Film Review: Hitler’s ChildrenThe heaviest of family baggage is carried by five among the second and third-generation descendants of Hitler’s most notorious henchmen, who candidly share their unfortunate legacy. As fascinating as it is provocative about aspects of evil, guilt
Vet documentary filmmaker Chanoch Ze’evi, armed with a great premise, access and a fine production and research team, brings to the screen a handful of forthcoming adults who have the misfortune of living with a shared name and varying degrees of guilt about their relatives’ key roles in the deaths of many millions of innocent people.
Several of the subjects of Hitler’s Children have written books about their heritage and speak about the burden of carrying their notorious names. Several also portray unhappy childhoods or life with parents who totally lacked affection and were severe taskmasters to the point of demanding that meticulous shoe-polishing chores also meant polishing soles. So horrible were their relatives, most, in large part, were put to death by hanging after the war or cheated verdicts by committing suicide.
Niklas Frank, Hitler’s godson and the son of Hans Frank, the Führer’s appointee as governor of occupied Poland who had oversight of the ghettoes and death camp, is the most proactive and outspoken regarding his anti-Nazi sentiments. He has broken a taboo by writing a savage book about his father, denouncing him in the harshest terms (“a slime- hole of a Hitler fanatic”) and traveling throughout Germany for many decades speaking to students about the terrible Nazi legacy and the sins of his own father. A scholar and man of great purpose, Frank impresses on several counts and has the support of a loving, supportive family that shares his views and purpose.
Grand-niece of one of the highest-profile, highest-placed Nazis—flashy, fleshy Luftwaffe commander Herman Göring—Bettina Göring admits to looking like her great uncle and possibly sharing some of his traits. Such proximity, among more serious matters, helps explain why she and her brother both subjected themselves to sterilization so the genes would stop with them and why she became a kind of recluse living in a remote outpost of New Mexico without electricity and in New Age style. But there are aspects of her German heritage that she cherishes—the classical music and literature. Also missing German food, she, with her husband, occasionally throws German dinner parties where guests also join in singing German songs.
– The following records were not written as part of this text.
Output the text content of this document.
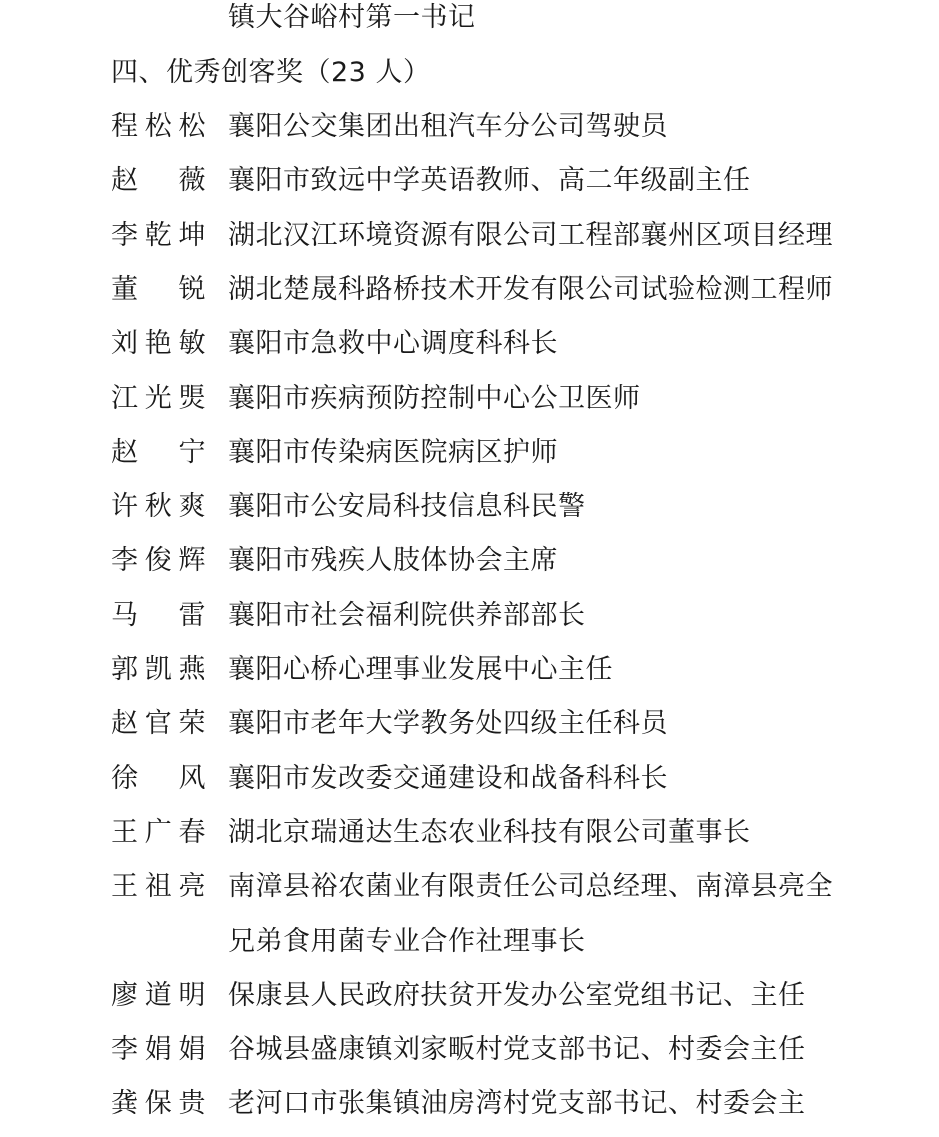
镇大谷峪村第一书记
四、优秀创客奖（23 人）
程 松 松 襄阳公交集团出租汽车分公司驾驶员
赵 薇 襄阳市致远中学英语教师、高二年级副主任
李 乾 坤 湖北汉江环境资源有限公司工程部襄州区项目经理
董 锐 湖北楚晟科路桥技术开发有限公司试验检测工程师
刘 艳 敏 襄阳市急救中心调度科科长
江 光 煚 襄阳市疾病预防控制中心公卫医师
赵 宁 襄阳市传染病医院病区护师
许 秋 爽 襄阳市公安局科技信息科民警
李 俊 辉 襄阳市残疾人肢体协会主席
马 雷 襄阳市社会福利院供养部部长
郭 凯 燕 襄阳心桥心理事业发展中心主任
赵 官 荣 襄阳市老年大学教务处四级主任科员
徐 风 襄阳市发改委交通建设和战备科科长
王 广 春 湖北京瑞通达生态农业科技有限公司董事长
王 祖 亮 南漳县裕农菌业有限责任公司总经理、南漳县亮全
兄弟食用菌专业合作社理事长
廖 道 明 保康县人民政府扶贫开发办公室党组书记、主任
李 娟 娟 谷城县盛康镇刘家畈村党支部书记、村委会主任
龚 保 贵 老河口市张集镇油房湾村党支部书记、村委会主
Somehow, the name “Himmler” didn’t initially scare off the Israeli Jew and son of Holocaust survivors who married Katrin Himmler, grand-niece of Heinrich Himmler, mastermind of the mass extermination. Apparently no longer with her husband (their growing arguments, she explains without elaboration, began reflecting too much of their Jewish and German stereotypes), Himmler, while clearly being virulently anti-Nazi, appears to have made a healthy transition away from her legacy and is, as the French might say, comfortable in her skin.
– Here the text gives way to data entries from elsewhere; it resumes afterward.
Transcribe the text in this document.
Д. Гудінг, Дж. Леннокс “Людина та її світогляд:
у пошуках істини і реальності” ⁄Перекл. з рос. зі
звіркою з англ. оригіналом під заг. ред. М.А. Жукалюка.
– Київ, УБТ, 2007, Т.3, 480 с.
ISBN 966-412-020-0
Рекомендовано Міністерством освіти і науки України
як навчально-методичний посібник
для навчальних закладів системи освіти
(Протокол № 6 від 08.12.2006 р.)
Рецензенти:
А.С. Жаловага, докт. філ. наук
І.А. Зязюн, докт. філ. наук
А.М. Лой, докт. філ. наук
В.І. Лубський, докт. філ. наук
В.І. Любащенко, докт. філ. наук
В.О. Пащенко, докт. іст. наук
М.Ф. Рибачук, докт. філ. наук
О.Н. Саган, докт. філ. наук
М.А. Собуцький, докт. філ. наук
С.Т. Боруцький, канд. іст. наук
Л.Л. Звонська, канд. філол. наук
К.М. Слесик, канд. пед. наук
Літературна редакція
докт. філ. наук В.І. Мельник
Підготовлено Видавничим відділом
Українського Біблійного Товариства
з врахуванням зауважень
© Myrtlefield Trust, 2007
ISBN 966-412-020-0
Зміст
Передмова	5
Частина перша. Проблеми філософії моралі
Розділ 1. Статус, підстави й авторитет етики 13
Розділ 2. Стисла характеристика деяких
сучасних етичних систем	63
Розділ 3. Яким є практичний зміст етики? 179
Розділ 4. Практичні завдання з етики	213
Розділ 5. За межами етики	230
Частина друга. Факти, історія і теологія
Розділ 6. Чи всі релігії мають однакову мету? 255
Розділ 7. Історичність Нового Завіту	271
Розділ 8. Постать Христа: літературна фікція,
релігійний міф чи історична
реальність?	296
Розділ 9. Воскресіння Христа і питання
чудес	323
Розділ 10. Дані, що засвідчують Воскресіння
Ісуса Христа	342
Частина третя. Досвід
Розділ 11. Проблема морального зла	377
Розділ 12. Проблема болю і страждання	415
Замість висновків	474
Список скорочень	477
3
Monika (Goeth) Hertwig, now a grandmother, is the daughter of Amon Goeth, immortalized as the sadistic commander of the Plaszow death camp in Steven Spielberg’s Schindler’s List. Hertwig talks about the shocking ways she learned about who her father really was and about her realization that Plaszow wasn’t just a “work” camp. Suffice it to say that Hertwig is one person who will never go see Schindler’s List again.
Rainer Hoess, the grandson of Auschwitz commander Rudolf Hoess, packs the biggest emotional wallop. He travels to Auschwitz with Berlin-based Israeli journalist Eldad Beck, himself a third-generation Holocaust survivor. Hoess visits the camp grounds and museum and, armed with old family photographs of the villa near the crematoria where his grandfather lived and his father played with expensive toys like a normal kid, sees the old family home. Hoess often goes teary-eyed, most memorably when he answers questions at a session that brings him face-to-face with a crowd of Israeli youths.
Viewers may not share Beck’s somewhat dismissive reaction to Hoess’ emotional confrontation with these young people when the journalist tells the filmmaker, “It was all too quick.” But the film’s most cynical view comes from Frank, who confesses, “I don’t trust us Germans, unfortunately, [especially] if the economy turns bad again... Yes, I have concerns.”
The well-made doc, whose subjects seem largely sincere and reliable (with some arguably maybe a bit fuzzy), leaves us with a few unanswered questions, the least important being why the five progeny were all so amenable to share such dark aspects of their lineage. But it’s Frank who raises the most pressing question (and provides hints of his answer): Can an evil of the Holocaust’s magnitude happen again in Germany? At least Hitler’s Children, unlike the upcoming, mesmerizing German-Australian co-production Lore, provides hope along with clues to an answer.